Here are a couple of EA's current stars:
-- Dilithium - www.dilithiumnetworks.com

-- PatientKeeper - www.patientkeeper.com

Am I having an impact?
I have taught at Cornell for several years as the "Entrepreneur -in - Residence" at the Johnson School (MBA). I have given many lectures to undergrads at Cornell and other institutions; Cornell uses my book "Smartups" in their introductory entrepreneurship course, well attended by hundreds of students. I think there are many ways to help, sometimes you inspire a young entrepreneur and perhaps sometimes you discourage someone from spending money, time and their life on what appears to be a dead-end.
Here is an article about Rob winning Entrepreneur of the Year Award from Cornell University .
Traditional sense of returns
When I join a Board, it is long term commitment. For example, Patientkeeper has been 8 years. At any instance in time, I don't want to be on more than 5 or so Boards. When a company is sold, as Netcracker recently was, I resign from the Board. Therefore a slot is open on my dance card. I try to keep a mix of companies, some that have just started the journey, some in the middle and some closer to a liquidity event. I have averaged a significant liquidity event every other year. Overall that represents over half of my companies have had a liquidity event. For example, recently back in Dec 2008 NetCracker was sold to NEC for 300 plus million. The founding team of Michael, Andrew and Bonnie started that company back in 2001; course corrections were made when I joined. I was the only outside Board member.

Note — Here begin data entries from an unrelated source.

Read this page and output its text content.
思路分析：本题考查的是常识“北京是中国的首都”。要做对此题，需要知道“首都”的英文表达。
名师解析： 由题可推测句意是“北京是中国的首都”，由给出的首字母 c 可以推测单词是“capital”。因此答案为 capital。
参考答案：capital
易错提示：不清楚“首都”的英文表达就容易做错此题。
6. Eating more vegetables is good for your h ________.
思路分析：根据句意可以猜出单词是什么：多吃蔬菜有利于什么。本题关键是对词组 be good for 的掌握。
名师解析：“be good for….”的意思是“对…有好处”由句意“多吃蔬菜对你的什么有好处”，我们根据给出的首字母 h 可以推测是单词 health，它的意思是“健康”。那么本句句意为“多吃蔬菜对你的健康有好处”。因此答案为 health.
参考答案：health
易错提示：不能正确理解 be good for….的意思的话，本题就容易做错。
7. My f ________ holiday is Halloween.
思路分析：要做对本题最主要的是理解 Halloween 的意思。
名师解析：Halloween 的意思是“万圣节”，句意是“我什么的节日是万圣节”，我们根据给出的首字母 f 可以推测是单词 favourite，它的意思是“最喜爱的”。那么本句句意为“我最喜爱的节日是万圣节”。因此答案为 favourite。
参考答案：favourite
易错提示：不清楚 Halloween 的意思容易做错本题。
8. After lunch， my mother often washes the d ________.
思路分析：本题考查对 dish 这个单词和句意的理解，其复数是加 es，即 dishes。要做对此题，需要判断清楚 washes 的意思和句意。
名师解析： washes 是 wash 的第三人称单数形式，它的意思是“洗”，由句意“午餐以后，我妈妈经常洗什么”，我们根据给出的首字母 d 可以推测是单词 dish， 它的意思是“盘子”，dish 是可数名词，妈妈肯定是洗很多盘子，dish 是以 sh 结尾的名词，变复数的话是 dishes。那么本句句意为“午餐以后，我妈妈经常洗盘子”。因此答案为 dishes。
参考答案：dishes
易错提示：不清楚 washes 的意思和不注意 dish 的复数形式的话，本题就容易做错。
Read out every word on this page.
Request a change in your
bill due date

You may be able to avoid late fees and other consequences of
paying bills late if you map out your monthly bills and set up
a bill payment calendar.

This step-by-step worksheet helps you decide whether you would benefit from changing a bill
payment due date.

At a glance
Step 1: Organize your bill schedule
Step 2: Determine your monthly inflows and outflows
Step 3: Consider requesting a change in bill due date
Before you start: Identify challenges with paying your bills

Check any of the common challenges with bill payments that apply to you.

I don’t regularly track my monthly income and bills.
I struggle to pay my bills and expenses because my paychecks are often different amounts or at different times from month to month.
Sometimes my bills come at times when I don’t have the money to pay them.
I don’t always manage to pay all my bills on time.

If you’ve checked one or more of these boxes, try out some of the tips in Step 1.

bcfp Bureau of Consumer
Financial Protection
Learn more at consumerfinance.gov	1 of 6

Who are the other players in EA?
There are three significant people in EA, Rob, Rob's wife Terry. Tim assistant for EA and overall for the entire ranch. Terry and Rob have been married for 40yrs, so Terry's reflections or views on the entrepreneurs is always interesting. As a side note Terry has named several of the companies including Ascend and Silicon Spice. Tim is your primary contact person when you are coming to the ranch or trying to interact with Rob. EA operates simply with Rob out of the Montana ranch. There are no consultants, associates, MBA's or other partners.